MAKING TIME-DISTANCE CALCULATIONS
Next, investigators can work with simple time-distance calculations. Distance is the multiple of speed and time. So, for instance, if investigators know how fast the vehicle was initially traveling, and they have a figure for the average human reaction time, they can calculate how far the vehicle traveled while the driver was reacting to the situation. More complicated formulas can help investigators determine the total braking distance and time.
ANALYZING PHYSICAL EVIDENCE LIKE SKID MARKS
Measuring the length of skid marks is another way that investigators can determine how fast the vehicles were traveling. When the skid distance, the drag factor due to road surface friction, and the braking efficiency are determined, the minimum speed of a car as it started skidding can be found. The appearance of the skid mark also tells investigators whether a car was braking, accelerating, or sliding. Therefore, skid marks can indicate who might be at fault for driving recklessly.

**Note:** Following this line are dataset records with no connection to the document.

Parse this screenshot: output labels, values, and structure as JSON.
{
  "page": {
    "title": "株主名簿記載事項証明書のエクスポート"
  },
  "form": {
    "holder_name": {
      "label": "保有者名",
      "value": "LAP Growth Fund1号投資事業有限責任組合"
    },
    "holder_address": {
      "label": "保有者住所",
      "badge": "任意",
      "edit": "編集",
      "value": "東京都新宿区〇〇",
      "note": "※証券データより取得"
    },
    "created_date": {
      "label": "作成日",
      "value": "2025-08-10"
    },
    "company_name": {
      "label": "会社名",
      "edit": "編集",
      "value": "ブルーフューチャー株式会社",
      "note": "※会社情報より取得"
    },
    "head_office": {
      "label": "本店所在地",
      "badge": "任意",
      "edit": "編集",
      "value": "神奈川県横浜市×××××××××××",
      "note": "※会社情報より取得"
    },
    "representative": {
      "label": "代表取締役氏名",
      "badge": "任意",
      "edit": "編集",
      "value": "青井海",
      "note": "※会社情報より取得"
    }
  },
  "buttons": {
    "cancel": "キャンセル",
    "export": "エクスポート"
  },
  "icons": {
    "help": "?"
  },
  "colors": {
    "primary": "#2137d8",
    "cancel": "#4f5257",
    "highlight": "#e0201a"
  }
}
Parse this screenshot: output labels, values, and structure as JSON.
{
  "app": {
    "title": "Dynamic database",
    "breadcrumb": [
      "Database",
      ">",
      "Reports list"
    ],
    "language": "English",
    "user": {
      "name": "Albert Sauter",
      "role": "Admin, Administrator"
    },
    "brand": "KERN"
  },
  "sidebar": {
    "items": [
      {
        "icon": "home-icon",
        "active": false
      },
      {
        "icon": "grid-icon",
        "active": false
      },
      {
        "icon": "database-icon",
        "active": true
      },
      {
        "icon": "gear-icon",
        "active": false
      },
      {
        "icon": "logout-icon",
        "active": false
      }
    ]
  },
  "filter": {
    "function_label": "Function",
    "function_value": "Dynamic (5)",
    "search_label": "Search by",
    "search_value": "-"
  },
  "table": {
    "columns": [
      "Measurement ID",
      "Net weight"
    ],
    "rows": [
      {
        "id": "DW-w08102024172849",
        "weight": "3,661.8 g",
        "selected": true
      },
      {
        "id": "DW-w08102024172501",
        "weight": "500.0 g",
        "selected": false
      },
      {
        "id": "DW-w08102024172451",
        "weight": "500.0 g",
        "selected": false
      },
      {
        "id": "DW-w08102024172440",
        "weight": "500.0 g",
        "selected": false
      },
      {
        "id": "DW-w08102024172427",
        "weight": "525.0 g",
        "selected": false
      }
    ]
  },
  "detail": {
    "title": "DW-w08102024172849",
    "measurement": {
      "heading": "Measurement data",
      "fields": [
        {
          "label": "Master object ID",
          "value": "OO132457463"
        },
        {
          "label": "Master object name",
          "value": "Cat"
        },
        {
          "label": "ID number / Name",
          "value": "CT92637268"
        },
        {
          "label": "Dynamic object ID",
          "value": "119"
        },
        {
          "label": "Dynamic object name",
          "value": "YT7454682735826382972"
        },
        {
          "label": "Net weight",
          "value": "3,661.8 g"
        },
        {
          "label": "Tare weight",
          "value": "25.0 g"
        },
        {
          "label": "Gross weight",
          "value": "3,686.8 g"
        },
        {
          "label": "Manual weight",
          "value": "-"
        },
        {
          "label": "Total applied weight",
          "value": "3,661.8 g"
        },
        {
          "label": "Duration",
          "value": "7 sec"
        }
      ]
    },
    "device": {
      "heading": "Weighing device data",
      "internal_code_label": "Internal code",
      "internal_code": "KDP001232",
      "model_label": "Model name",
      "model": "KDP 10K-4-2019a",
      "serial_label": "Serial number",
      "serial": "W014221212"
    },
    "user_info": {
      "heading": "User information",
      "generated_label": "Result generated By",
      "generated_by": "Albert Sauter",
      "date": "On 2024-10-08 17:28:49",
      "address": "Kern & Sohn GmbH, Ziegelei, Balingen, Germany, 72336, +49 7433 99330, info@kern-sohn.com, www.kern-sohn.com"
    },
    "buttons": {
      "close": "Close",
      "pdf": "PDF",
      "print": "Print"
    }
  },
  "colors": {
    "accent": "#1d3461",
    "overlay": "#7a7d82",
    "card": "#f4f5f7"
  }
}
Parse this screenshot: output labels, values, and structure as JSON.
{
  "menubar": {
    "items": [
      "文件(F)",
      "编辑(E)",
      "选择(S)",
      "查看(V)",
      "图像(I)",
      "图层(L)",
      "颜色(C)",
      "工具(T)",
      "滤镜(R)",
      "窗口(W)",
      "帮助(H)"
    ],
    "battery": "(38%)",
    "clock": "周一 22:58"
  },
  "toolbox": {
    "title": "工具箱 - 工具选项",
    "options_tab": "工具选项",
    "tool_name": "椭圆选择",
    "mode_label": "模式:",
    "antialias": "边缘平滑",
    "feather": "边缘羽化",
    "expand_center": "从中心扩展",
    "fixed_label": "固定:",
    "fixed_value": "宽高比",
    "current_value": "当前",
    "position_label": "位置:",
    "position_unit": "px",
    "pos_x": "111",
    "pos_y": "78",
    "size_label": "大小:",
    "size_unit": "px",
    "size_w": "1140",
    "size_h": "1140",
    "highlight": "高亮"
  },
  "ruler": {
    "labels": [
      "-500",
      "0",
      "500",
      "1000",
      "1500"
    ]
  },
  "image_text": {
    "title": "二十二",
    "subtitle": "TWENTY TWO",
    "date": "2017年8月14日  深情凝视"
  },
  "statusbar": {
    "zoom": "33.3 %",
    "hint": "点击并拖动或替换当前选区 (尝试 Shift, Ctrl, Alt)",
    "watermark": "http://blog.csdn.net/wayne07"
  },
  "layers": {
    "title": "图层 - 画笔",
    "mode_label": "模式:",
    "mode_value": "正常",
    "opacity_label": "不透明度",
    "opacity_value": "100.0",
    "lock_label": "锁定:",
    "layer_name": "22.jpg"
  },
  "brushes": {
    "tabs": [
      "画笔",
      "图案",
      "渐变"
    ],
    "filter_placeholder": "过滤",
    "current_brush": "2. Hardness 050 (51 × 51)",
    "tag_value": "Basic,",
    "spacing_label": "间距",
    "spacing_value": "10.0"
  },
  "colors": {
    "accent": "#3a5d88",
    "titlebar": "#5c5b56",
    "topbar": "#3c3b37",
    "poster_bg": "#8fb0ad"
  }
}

Debris left in the road can also be a telling piece of evidence. Debris can help indicate where the collision actually occurred, which is useful because the involved cars will often be cleared off the road by the time investigators arrive.
ANALYZING PHOTOGRAPHS OF THE SCENE
Photographic evidence can be crucial, since the accident scene can’t be blocked off and analyzed indefinitely, and the vehicles involved will often be moved or towed. Good documentation of the accident scene allows for a thorough analysis that can be handled even by investigators who weren’t on the scene. Additionally, photographs are often a key piece of evidence if the accident has to be settled in court.
LOOKING AT THE INVOLVED VEHICLES AND TOTAL DAMAGE
Forensic investigators also research the manufacturer specifications of the vehicles involved to learn about things like collision ratings and the braking system. Once specifics about the vehicles are known, the damage to each vehicle can shed more light on the accident. For instance, if the force that a bumper can withstand is known, and the bumper is crushed, investigators can find the minimum force of the collision.
PRODUCING SPECIFIC FIGURES FOR SPEED AND FORCE
When all the evidence has been collected, investigators can determine the force of the collision, as well as the speed the cars were traveling before and during the collision. This is crucial in determining if one driver was at fault for ignoring the speed limit or otherwise driving recklessly.
FORENSIC EVIDENCE MAKES A SIGNIFICANT DIFFERENCE
Forensic analysis of car accidents can provide many insights that firsthand and eyewitness accounts do not. Furthermore, forensic analysis is much more difficult to dispute in court. Thanks to recent advances in technique and improvements in measuring equipment, a careful forensic crash scene analysis can be pivotal in deciding the outcome of legal cases involving car accidents.